M. Paul Erio a envoyé de Belgique au Journal un très vivant récit de la bataille de Haelen,--ou de Diest. C'est à lui que nous emprunterons les éléments principaux de ce bref commentaire.

LES ALLEMANDS ONT PASSÉ LA.
--Une ferme incendiée près de Haelen.

Nos amis belges avaient en face d'eux les cavaliers qui viennent de dragonner si sauvagement, pillant et massacrant tour à tour, dans le Limbourg et le Brabant, autour de Jodoigne, Tirlemont, Hasselt, Louvain, et, parmi eux, les funèbres hussards de la Mort, de Dantzig, que commanda naguère le kronprinz: leurs exactions sont maintenant châtiées.

Mercredi matin, les Allemands quittaient Hasselt, déclarant aller tout droit à Bruxelles. Malheureusement pour eux, il y avait sur la route ce «quelqu'un d'inattendu» dont parle le poète.
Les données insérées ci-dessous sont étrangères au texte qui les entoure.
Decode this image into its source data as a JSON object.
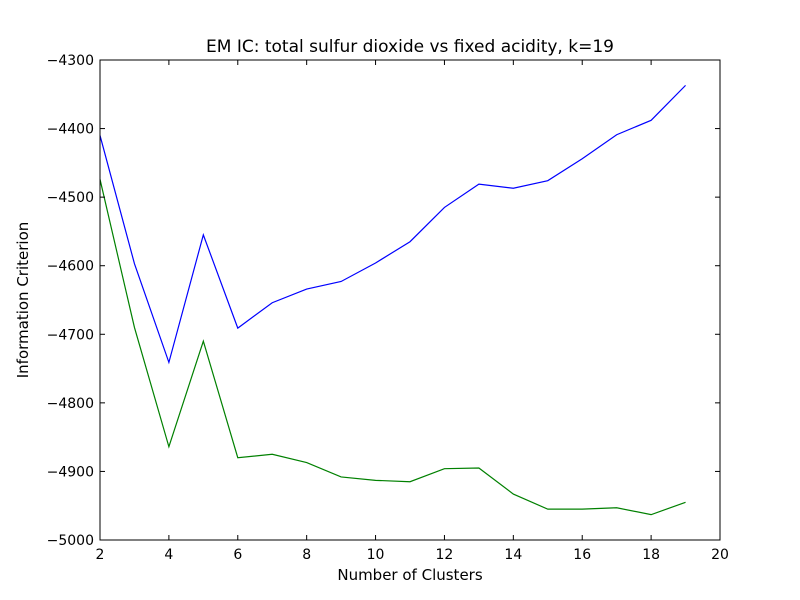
{
  "chart_data": {
    "type": "line",
    "title": "EM IC: total sulfur dioxide vs fixed acidity, k=19",
    "xlabel": "Number of Clusters",
    "ylabel": "Information Criterion",
    "xlim": [
      2,
      20
    ],
    "ylim": [
      -5000,
      -4300
    ],
    "xticks": [
      2,
      4,
      6,
      8,
      10,
      12,
      14,
      16,
      18,
      20
    ],
    "yticks": [
      -5000,
      -4900,
      -4800,
      -4700,
      -4600,
      -4500,
      -4400,
      -4300
    ],
    "grid": false,
    "x": [
      2,
      3,
      4,
      5,
      6,
      7,
      8,
      9,
      10,
      11,
      12,
      13,
      14,
      15,
      16,
      17,
      18,
      19
    ],
    "series": [
      {
        "color": "#0000ff",
        "values": [
          -4410,
          -4597,
          -4741,
          -4555,
          -4691,
          -4654,
          -4634,
          -4623,
          -4596,
          -4565,
          -4515,
          -4481,
          -4487,
          -4476,
          -4444,
          -4409,
          -4388,
          -4337
        ]
      },
      {
        "color": "#008000",
        "values": [
          -4474,
          -4690,
          -4864,
          -4710,
          -4880,
          -4875,
          -4887,
          -4908,
          -4913,
          -4915,
          -4896,
          -4895,
          -4933,
          -4955,
          -4955,
          -4953,
          -4963,
          -4945
        ]
      }
    ]
  }
}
Ils partirent sans même s'éclairer, tellement ils étaient sûrs d'eux, à travers une contrée pourtant accidentée. Ils arrivèrent ainsi jusqu'à Haelen. Mais à peine le premier peloton de uhlans pénétrait-il dans ce village, qu'il y était accueilli par un feu intense. Le peloton entier fut fauché: les cyclistes armés de la mitrailleuse portative Hotchkiss venaient de se révéler, et le premier coup qu'ils portaient était terrible, prouvant que leur corps était aussi redoutable qu'ingénieusement organisé: «Un seul chargeur suffit à balayer la route», disait le lendemain le capitaine de la compagnie. Le combat commençait.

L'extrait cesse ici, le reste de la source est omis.